In this case, we'll see the "Hacked!" alert but of course we could do worse thing with our injected JavaScript code.
Hacking Yourself vs Others
Thus far, with the above example, we're only hacking ourselves though. There's no server or databased involved, all the code only executes locally.
But of course that's just the case because it's a basic example, focusing on the frontend.
In reality, the user-generated content (i.e. message + image url) would be sent to a server and stored in some database.
Other users would then fetch this content, it would be rendered on the page in their browser and boom ... we hacked them!
The injected JavaScript code could do anything, for example steal authentication tokens (also see my dedicated article + video on that topic).
This is a huge problem!
And as you can see: It's not too difficult to add this malicious code.
How Can You Protect Your App?
Here's a simple yet important rule: Always sanitize user-generated content before storing and serving it!
"Sanitizing content" means that you want to remove all malicious parts that could be inside of user-generated content.
There are libraries that help you with that - e.g. this one for JavaScript/ Node.
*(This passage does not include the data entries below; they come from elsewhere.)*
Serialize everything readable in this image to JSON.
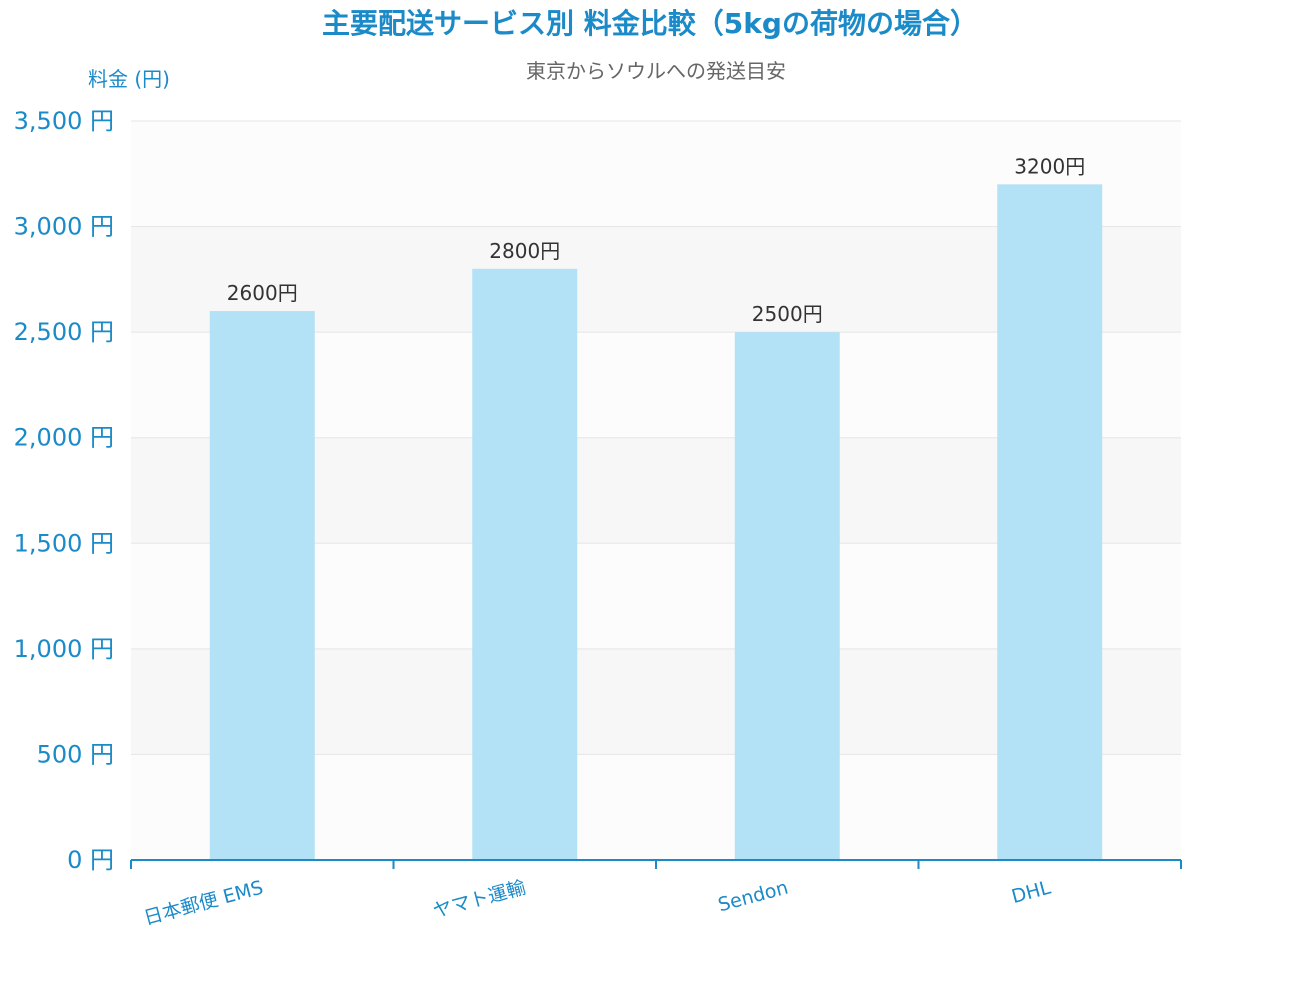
{
  "chart_data": {
    "type": "bar",
    "title": "主要配送サービス別 料金比較（5kgの荷物の場合）",
    "subtitle": "東京からソウルへの発送目安",
    "ylabel": "料金 (円)",
    "xlabel": "",
    "categories": [
      "日本郵便 EMS",
      "ヤマト運輸",
      "Sendon",
      "DHL"
    ],
    "values": [
      2600,
      2800,
      2500,
      3200
    ],
    "value_labels": [
      "2600円",
      "2800円",
      "2500円",
      "3200円"
    ],
    "ylim": [
      0,
      3500
    ],
    "yticks": [
      0,
      500,
      1000,
      1500,
      2000,
      2500,
      3000,
      3500
    ],
    "ytick_labels": [
      "0 円",
      "500 円",
      "1,000 円",
      "1,500 円",
      "2,000 円",
      "2,500 円",
      "3,000 円",
      "3,500 円"
    ],
    "grid": true,
    "alternating_bands": true,
    "colors": {
      "bar": "#b3e1f5",
      "text_accent": "#1a8ac8",
      "subtitle": "#666666",
      "data_label": "#333333",
      "grid": "#e6e6e6",
      "band": "#f7f7f7",
      "plot_bg": "#fcfcfc",
      "axis": "#1a8ac8"
    }
  }
}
Similar libraries exist for other programming languages - you always want to check the package description to find out if it helps you in your project.
Sanitizing does not just help with XSS but also with SQL and NoSQL injection.
You should only store cleaned (= sanitized) content in your databases. By doing that, you'll ensure that you'll only serve secure content to your users.
In addition, you can look into escaping content in your client-side JavaScript code.
That means that you also have a sanitization step on the frontend - in addition to the one on the backend.
Modern frameworks like Angular, React.js or Vue have that built-in.
Client-side escaping is just a bonus though - you should really only store secure content in your database!
A Hidden Danger
But unfortunately, there also is another source of XSS attacks - beside unsanitized user-generated content.
Third-party JavaScript libraries that are included in your frontend project code!
In modern client-side applications, we typically use a lot of third-party libraries. From frameworks like Angular to utility libraries like lodash.
And the code that's included in those libraries also runs as part of your client-side code.
What if one of those libraries was compromised? What if it contained malicious code?
You wouldn't notice - and you would be in deep sh...
A compromised library that's included in your code is a huge problem.
Protecting Against Compromised Libraries
You can reduce the danger of including a dangerous third-party library.
For one, you of course may want to stick to the bigger, more popular and well-maintained libraries. Companies like Google (which is maintaining Angular for example) probably have no interest in breaking into your app/ users.
But even such popular libraries could theoretically contain security holes.
Angular might be a bad example because they have a full team working exclusively on Angular but if you think about other popular libraries, they often have just a small team (sometimes just one person) who's working on the library. And those teams might not even be doing that fulltime.
It could happen that a malicious pull request is sneaked into the code repository and all of a sudden a trusted library gets compromised.
Of course you can check the source code of the library you're using. This can be cumbersome but it's the only way of reaching 100% certainty that nothing's wrong with the library. Though, of course, you'll need to repeat this with every update and new version of the library...
Commands like npm audit
also help you. At least they surface known vulnerabilities. Unknown vulnerabilities will of course still be a danger.
Realistically, you probably won't be able to achieve 100% protection against XSS unless you write all code on your own.
But by adhering to the above mentioned practices, you can reduce the risk to a minimum. And you absolutey should because XSS attacks can be really bad!